Zoran Zivkovic, sérvio, 67 anos, professor de escrita criativa na universidade de Belgrado, é autor de 21 livros de ficção. Seis estão editados em Portugal e têm um tema comum: uma reflexão sobre o livro. Desde o acto criativo ao seu papel civilizacional. O negócio ou o papel do leitor. O livro enquanto culto e objecto transformador. E em tudo isto uma espécie de contágio ou proximidade com a escrita de Jorge Luis Borges. O seu romance A Biblioteca chegou ao mercado português em 2012 e faz parte do Plano Nacional de Leitura. Agora publicou O Livro, prosa ficcional próxima do ensaio em que os narradores são livros a confrontar os humanos com modo como os tratam. Escrito em 1999, foi a reacção de Zivkovic ao conflito na Sérvia e a um olhar pessimista sobre o futuro do livro impresso. “Somos uma espécie ameaçada”, lê-se logo no início do o escritor considera uma sátira construída sobre um sentimento trágico. Diz-se mais optimista. Nunca tanta gente quis ser escritor, nunca se imprimiram tantos livros, mas e os leitores? É a pergunta que atravessa a conversa com Zoran Zivkovic na sua terceira visita a Lisboa. 

Este livro nasceu na guerra. No posfácio a esta edição escreve: “A uma tragédia respondi com uma comédia.”
Sim. As circunstâncias foram muito peculiares. Foi quase todo escrito na primavera de 1999. Estávamos em guerra na Sérvia e havia bombardeamentos a toda a hora. Comecei a escrever o livro como uma espécie de reacção vital. Quis opor-me à guerra e à destruição com o humor. 

Se tivesse de definir este livro…
Diria que é muito melancólico sobre um assunto triste, escrito de forma humorística. É sobre a última fase do livro impresso e a sua substituição pela versão digital.

No caso, o CD-ROM.
Que era então a tecnologia de ponta. Se o tivesse escrito hoje seria outra, como também digo no posfácio da edição portuguesa. Discuti com o meu editor italiano. Ele não quis que eu incluísse um posfácio como este, e insistia em que eu alterasse o final do livro, substituindo o CD-ROM pelo e-book. Imagine que eu faria isso! Com a aceleração do progresso teria de passar o resto da minha vida a escrever finais diferentes. As circunstâncias que me levaram a escrevê-lo não se vão repetir. Mas é um livro humorístico e se há grande desafio em escrever literatura o maior é escrevê-la de forma cómica. Saramago poderia dizer-lhe muito mais acerca disso do que eu. Dificilmente pode surgir um tema tão sombrio quanto o de Ensaio Sobre a Cegueira, o mundo a desintegrar-se e o grande mestre a encontrar formas de incluir elementos cómicos. Quase senti má consciência por rir ali, era como se ao rir estivesse a trair as pessoas que habitavam o livro. Foi a magia de Saramago que me fez rir. Dou a ler aos meus estudantes excertos de Saramago para lhes mostrar como devem lidar com esse desafio do cómico.

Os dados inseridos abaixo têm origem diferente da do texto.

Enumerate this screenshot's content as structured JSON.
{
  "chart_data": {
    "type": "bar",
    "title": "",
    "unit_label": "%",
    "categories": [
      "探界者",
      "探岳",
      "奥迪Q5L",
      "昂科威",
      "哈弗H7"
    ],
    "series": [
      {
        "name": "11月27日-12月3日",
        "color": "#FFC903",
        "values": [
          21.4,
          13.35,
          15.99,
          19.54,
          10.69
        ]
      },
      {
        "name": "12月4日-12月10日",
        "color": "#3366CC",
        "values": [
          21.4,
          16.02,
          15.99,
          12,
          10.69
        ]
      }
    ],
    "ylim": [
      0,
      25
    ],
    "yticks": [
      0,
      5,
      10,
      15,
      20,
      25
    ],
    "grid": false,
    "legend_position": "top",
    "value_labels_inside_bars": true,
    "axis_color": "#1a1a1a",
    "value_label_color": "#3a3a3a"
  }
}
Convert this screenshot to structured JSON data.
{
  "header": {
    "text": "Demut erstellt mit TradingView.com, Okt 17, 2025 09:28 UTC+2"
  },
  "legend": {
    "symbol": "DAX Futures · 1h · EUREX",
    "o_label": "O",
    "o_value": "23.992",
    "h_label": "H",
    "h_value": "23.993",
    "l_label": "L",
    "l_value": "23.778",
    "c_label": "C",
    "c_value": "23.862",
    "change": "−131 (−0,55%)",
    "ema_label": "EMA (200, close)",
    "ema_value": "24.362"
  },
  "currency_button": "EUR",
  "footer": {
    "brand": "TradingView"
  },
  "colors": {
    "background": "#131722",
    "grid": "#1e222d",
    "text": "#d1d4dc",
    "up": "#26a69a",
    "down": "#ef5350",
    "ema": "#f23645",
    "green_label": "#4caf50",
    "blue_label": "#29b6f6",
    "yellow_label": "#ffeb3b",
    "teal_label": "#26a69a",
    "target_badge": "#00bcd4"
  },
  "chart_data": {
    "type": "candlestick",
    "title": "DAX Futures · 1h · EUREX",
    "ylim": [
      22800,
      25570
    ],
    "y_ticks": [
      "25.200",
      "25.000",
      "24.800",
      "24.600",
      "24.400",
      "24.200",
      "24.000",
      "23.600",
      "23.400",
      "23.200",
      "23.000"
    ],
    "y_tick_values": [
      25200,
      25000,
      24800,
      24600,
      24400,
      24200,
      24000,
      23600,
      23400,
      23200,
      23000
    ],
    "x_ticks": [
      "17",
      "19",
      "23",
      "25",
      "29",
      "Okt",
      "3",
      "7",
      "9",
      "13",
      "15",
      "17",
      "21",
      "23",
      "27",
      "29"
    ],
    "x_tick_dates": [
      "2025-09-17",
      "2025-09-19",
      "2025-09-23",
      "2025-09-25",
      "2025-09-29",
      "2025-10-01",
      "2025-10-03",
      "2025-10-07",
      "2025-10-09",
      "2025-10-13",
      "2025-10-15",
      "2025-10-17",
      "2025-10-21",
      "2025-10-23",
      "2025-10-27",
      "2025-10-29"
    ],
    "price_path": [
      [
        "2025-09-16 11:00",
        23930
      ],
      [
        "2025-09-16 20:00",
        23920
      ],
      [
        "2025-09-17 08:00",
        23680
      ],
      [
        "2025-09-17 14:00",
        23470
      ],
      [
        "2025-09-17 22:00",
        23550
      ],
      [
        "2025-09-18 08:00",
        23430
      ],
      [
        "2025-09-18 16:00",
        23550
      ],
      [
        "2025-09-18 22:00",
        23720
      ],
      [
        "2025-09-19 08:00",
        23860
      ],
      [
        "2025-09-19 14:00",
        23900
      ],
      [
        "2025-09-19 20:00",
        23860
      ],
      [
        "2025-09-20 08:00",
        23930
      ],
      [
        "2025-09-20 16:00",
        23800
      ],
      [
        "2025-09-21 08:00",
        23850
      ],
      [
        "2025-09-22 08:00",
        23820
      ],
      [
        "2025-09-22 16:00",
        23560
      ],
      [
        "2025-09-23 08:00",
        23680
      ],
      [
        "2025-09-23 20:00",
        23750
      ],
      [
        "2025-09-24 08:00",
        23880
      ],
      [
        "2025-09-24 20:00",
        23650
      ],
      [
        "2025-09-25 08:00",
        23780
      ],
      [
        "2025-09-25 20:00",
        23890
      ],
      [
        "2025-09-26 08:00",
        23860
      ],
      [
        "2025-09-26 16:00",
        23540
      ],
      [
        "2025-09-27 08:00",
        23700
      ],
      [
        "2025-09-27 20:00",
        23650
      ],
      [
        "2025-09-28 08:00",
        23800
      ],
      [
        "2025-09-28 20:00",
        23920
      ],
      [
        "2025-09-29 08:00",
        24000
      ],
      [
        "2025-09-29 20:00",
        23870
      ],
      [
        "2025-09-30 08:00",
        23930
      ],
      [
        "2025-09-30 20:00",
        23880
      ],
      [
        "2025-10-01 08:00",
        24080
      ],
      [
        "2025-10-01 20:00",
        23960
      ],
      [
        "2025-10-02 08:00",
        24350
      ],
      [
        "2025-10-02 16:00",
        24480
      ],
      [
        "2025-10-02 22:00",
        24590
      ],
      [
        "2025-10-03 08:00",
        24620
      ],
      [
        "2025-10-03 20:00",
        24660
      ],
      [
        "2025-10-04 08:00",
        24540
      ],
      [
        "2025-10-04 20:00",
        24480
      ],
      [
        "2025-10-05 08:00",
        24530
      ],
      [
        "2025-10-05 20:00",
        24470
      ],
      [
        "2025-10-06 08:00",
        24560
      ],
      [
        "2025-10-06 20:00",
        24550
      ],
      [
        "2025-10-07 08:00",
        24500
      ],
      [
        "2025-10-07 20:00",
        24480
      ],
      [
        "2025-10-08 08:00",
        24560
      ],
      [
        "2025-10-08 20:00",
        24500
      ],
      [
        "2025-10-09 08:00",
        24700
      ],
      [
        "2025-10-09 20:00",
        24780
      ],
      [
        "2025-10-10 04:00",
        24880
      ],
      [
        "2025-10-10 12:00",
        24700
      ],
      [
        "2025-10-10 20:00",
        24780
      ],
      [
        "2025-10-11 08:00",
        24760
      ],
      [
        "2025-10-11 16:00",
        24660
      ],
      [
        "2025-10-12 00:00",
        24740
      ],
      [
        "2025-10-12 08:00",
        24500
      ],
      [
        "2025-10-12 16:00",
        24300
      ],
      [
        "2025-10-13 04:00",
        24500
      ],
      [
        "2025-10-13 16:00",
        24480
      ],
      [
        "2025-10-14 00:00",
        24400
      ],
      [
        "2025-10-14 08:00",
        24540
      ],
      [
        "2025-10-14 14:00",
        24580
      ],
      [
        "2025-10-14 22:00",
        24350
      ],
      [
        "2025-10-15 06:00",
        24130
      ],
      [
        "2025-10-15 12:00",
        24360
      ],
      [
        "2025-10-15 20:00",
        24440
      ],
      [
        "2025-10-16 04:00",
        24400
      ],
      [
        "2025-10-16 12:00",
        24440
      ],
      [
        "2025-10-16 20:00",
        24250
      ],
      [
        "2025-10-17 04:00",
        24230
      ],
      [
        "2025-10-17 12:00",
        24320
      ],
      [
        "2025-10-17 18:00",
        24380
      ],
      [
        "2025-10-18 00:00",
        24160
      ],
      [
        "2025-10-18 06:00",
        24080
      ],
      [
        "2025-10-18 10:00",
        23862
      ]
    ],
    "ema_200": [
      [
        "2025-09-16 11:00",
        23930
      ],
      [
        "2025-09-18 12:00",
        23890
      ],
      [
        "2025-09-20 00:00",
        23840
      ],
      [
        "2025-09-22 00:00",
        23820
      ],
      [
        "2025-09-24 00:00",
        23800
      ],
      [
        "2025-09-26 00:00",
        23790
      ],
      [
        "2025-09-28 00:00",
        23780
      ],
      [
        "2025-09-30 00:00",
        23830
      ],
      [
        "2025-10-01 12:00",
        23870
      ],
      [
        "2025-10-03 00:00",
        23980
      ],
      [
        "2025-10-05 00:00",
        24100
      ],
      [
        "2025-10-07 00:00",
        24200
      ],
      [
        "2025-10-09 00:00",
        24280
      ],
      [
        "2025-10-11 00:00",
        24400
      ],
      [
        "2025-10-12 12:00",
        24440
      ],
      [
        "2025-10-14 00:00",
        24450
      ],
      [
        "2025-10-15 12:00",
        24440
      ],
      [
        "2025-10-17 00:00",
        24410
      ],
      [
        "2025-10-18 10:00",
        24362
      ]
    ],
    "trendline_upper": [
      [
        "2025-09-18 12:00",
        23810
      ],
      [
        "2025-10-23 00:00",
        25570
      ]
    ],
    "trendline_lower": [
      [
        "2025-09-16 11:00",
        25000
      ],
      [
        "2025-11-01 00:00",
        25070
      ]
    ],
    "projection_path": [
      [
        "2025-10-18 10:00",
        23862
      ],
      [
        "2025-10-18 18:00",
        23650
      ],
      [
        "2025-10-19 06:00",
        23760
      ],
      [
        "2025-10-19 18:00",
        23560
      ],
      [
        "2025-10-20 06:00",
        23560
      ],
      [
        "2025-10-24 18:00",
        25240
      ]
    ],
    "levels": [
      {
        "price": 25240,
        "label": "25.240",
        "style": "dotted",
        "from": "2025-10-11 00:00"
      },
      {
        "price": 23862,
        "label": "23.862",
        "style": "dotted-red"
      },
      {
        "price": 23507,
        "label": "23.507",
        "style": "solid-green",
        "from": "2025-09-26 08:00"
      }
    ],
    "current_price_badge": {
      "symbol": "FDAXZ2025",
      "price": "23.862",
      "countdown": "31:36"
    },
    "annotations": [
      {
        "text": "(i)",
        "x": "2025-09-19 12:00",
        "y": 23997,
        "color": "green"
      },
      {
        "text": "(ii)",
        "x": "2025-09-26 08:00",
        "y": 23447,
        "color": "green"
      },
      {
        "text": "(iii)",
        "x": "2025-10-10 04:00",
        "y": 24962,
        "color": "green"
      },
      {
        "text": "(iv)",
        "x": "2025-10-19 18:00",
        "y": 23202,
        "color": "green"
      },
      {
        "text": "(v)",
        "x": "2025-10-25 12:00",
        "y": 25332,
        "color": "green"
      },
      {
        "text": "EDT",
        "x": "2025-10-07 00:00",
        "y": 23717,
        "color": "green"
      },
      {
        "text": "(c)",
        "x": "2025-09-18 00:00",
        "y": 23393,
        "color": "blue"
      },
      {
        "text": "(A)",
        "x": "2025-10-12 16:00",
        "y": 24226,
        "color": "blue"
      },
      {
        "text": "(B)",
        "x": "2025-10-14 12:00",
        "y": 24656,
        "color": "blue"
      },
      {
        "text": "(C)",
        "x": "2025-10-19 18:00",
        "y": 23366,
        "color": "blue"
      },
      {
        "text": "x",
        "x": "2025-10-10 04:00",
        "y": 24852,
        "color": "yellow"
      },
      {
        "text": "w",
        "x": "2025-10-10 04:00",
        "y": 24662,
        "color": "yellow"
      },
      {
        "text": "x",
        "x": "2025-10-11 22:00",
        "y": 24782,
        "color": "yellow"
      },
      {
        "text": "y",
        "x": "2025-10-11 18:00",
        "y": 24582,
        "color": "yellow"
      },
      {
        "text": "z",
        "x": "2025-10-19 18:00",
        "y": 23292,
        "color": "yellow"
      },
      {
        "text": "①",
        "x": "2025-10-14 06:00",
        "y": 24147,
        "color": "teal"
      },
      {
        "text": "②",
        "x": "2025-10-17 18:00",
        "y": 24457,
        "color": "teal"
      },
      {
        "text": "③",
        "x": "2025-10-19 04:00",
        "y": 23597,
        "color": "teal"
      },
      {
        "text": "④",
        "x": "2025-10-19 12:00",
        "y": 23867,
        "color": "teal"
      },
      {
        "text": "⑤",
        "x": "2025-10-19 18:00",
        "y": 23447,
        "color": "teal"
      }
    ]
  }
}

No início do livro há uma pergunta retórica: “Sem livros qual seria a condição da raça humana?”
Eles são o repositório do que sabemos. Vivemos a maior parte das nossas vidas muito abaixo do nosso potencial. Não somos capazes de ser sábios 24 horas por dia. A produção rara que resulta desses momentos deve ser salva para a posteridade. Os livros são o repositório da nossa sabedoria, a essência do que conquistamos.

E aqui são humanizados e apresentado como pertencentes ao género feminino, com a metáfora do feminino a servir o modo como constrói a narrativa.  
A palavra eslava para ‘livro’ é feminina, ao contrário do que acontece nas línguas românicas em que o livro é do género masculino. Na minha história o livro é feminino e todos os humanos são masculinos. Acho que isso é algo que se perde nas traduções. 

“Existem, contudo, algumas semelhanças entre homens e livros, no que diz respeito à continuação da espécie. Em ambos, o motivo é, em grande medida, instintivo.” Há momentos de encontro.
São os momentos em que os homens têm um comportamento associado ao feminino. É a parte agradável de ser humano.

O discurso do livro entronca no discurso feminista. “Na sociedade, éramos equivalentes às mulheres uma posição.“ E logo a seguir: “O nosso primeiro dever” diz o livro – “era dar-lhes prazer”.  
Optar pela voz feminina foi intencional nessa denúncia de maus tratos de que os livros se sentes alvos.

Não temeu cair na caricatura fácil?
Como se lê no início, os são uma de duas criaturas inteligentes que existem no planeta e interrogam-se acerca se os humanos são realmente inteligentes. Eles são capazes de ter a gentileza de dizer: “Se são tão inteligentes, vejam o que nos estão a fazer!” 

Compara o modo como tratamos os livros a uma tendência humana para a auto-destruição. Incluindo actos aparentemente tão comezinhos como sublinhar frases. Nunca sublinhou um livro?
Nunca. Nem isso nem dobrar páginas. Sou aqui uma espécie de meio através do qual eles dizem: “vejam como nos estão a tratar.” É uma espécie de violação, abuso. Voltamos sempre ao feminino, como quando eles, os livros, comparam as grandes bibliotecas a casas de passe, onde as pessoas os alugam e usam para depois os devolverem. São prostitutas para o leitor. Como vê, é-me muito conveniente que a palavra ‘livro’ na Sérvia seja feminina. São mulheres oprimidas.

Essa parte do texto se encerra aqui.